Depois de enviar um apelo à ação na segunda-feira, #AppleToo, um grupo formado por atuais e ex-trabalhadores da Apple que procuram iluminar a cultura de trabalho da empresa, disse ter recolhido cerca de 500 histórias de incidentes envolvendo discriminação, assédio e retaliação “ que aconteceu nas mãos de um colega fora do campus. ” De acordo com a conta do Apple Workers no Twitter, a maioria dos que entraram em contato pediu informações sobre como registrar uma reclamação junto a uma autoridade externa, como o Departamento de Fair Employment and Housing (DFEH) da Califórnia.

Até o momento, recebemos quase 500 respostas e centenas de histórias de racismo, sexismo, discriminação, retaliação, bullying, assédio sexual e outras formas de assédio e agressão sexual que aconteceram nas mãos de um colega fora do campus. O tópico principal? Sendo ignorado pelo RH. – Apple Workers #AppleToo (@AppleLaborers) 27 de agosto de 2021

Além disso, o grupo diz que mais da metade das pessoas com quem falou pediram informações e orientação sobre como entrar em contato com a mídia sobre suas histórias. “Quase todo mundo consentiu em ter suas histórias compartilhadas de maneira respeitosa e anônima”, disse. A Apple Workers planeja começar a compartilhar essas histórias publicamente na próxima semana, mas ofereceu uma prévia na sexta-feira, observando que a linha mestra em muitos dos incidentes foi que os trabalhadores se sentiram ignorados pelo departamento de RH da Apple.

Isso é semelhante ao que Ashley Gjøvik, gerente sênior do programa de engenharia da Apple recentemente contratado como administrador remunerado, disse quando compartilhou suas experiências de tentar falar com a empresa sobre condições de trabalho inseguras, sexismo e um ambiente de escritório hostil. “Eu só recorri a isso porque tudo o que tentei internamente falhou”, diz ela em um site que criou para documentar suas alegações.
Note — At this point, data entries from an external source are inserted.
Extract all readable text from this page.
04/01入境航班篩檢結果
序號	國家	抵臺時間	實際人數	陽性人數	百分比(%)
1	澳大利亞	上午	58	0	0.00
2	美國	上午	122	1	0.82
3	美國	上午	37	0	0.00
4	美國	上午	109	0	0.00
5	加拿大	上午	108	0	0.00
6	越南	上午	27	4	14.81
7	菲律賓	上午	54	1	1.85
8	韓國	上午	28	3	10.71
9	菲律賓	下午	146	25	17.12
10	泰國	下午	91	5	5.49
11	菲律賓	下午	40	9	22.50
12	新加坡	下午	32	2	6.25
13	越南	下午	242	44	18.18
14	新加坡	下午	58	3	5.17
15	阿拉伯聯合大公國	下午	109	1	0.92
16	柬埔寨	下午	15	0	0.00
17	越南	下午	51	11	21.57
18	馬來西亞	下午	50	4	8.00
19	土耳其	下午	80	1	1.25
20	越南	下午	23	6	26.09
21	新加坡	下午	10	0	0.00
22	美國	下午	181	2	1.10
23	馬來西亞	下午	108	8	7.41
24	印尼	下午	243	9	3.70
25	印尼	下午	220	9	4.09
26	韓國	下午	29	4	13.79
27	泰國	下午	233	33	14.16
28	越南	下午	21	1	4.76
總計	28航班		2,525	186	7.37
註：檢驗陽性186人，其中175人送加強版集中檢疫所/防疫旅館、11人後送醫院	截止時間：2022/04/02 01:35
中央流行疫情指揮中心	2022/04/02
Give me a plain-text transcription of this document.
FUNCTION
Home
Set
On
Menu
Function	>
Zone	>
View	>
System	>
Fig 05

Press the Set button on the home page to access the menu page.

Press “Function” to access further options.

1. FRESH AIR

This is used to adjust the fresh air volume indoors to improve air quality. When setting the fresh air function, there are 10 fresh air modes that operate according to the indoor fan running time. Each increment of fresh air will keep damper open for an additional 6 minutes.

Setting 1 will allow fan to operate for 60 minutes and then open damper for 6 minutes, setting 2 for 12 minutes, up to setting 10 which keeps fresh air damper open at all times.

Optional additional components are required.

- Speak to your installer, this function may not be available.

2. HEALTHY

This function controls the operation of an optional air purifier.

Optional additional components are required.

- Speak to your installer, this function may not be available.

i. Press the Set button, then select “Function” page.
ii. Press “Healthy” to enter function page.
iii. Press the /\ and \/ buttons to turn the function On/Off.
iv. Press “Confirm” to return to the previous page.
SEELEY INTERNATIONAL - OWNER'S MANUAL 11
Em 19 de julho, comecei a me opor às relações com funcionários da #Apple, colocando questões em nosso Slack interno e reunindo respostas de colegas antes que o ER usasse a resposta automática “está tudo bem”. Aqui está eu me preparando para isso: meus chefes homens costumam dizer que são “quimono aberto” 🤢 pic.twitter.com/mw1nOszomT – Ashley M. Gjøvik (@ashleygjovik) 10 de agosto de 2021

Os tweets pintam o quadro de uma empresa que parece não estar disposta a lidar com preocupações legítimas. Antes de ser colocada em licença administrativa, Gjøvik disse que pediu à equipe de relações com funcionários da Apple para investigar 558 evidências e 13 indivíduos. A empresa teria dito a Gjøvik que só investigaria as pessoas porque era “mais simples”. Em um tweet separado, Gjøvik detalhou uma situação em que a empresa disse que estava “ok” um diretor do sexo masculino convidá-la para sair e falar sobre trair sua esposa e amantes.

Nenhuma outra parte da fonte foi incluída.